Dry airways are a potential complication of both face mask O2 and HFNCO2. These risks are the
same as if the patients are receiving a standard clinical care of treatment or not
participating in the research
Data Collection & Integrity:
The data will be prospectively collected for all intubated enrolled patients admitted to the
Hamad General Hospital trauma ICU from 1 October 2020 to 31 December 2023. Patient data
includes Age, Gender, Mechanism of injury, associated injury, Date & time of Trauma, arrival
to Trauma room, admission, Vital signs in Trauma ICU, GCS, intubation date, and injuries,
duration of hospital, ICU stay and mortality.
Most importantly, the group allocation will be to Facemask O2, NIV-CPAP, or HFNO. We will
compare the rates of re-intubation using a p-value of < 0.05 to confirm a statistical
difference.
Data will be anonymously collected, and the data sheet will be secured with the principal
investigator. The name of the patients will not be disclosed and kept confidential. The study
is complying with the "Records-based study" profile that was described by corresponding
section of the collaborative Intuitional Training Initiative (CITI). Patients' name and HC
numbers will be used temporarily and only upon data collection and cleaning, to prevent
duplication and allows proper re-access to the corresponding data to refine them. Both the
name and HC number will be deleted immediately after data entry and coding.
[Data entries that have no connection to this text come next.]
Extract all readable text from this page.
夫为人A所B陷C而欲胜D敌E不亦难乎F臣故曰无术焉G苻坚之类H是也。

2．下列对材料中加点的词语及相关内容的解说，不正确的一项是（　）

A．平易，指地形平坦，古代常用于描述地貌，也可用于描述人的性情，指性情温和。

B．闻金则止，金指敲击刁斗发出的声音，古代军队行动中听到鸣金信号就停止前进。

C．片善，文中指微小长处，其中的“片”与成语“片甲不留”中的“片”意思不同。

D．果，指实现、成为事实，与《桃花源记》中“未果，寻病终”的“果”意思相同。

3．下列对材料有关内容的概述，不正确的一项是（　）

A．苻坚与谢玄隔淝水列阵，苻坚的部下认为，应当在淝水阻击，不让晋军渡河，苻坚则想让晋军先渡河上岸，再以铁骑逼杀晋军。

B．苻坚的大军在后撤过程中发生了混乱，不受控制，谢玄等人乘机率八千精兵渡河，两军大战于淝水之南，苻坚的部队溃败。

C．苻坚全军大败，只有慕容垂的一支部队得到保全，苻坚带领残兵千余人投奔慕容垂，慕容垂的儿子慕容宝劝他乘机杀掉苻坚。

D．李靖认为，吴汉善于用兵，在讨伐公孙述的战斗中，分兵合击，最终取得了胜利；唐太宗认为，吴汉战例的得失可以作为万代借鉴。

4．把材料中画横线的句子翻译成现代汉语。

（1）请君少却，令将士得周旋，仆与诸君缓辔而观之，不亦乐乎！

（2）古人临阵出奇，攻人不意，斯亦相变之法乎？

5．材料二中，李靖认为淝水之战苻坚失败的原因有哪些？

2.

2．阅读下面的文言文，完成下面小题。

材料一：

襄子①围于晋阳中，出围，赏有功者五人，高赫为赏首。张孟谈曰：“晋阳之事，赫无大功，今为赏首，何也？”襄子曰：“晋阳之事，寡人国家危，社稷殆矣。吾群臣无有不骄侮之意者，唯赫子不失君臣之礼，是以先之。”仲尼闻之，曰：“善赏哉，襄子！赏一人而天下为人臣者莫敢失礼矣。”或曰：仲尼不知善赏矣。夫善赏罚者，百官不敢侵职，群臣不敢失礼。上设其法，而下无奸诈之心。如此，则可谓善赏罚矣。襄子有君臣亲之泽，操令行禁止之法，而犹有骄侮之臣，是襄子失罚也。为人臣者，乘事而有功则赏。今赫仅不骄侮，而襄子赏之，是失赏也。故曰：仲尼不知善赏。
Data will be presented as proportions, medians, or mean ± standard deviation (SD) as
appropriate. Differences in categorical variables between respective groups will be analyzed
using the chi square test. The continuous variables will be analyzed using Student's t-test.
For skewed continuous data non-parametric Mann-Whitney test will be performed. Two-tailed P
values of <0.05 will be considered significant. Data analysis will be carried out using the
Statistical Package for Social Sciences version 18 (SPSS Inc. USA).
Quality Assurance, Monitoring & Safety:
The research team will be responsible for the data collection, entry, confidentiality and
maintaining the quality of the data. It will also oversee the ethical conduct of the trial,
safety, protection, privacy and confidentiality of the subjects and adherence to the study
protocol. We will follow the instructions from institutional review committee to setup any
independent monitoring committee, if needed.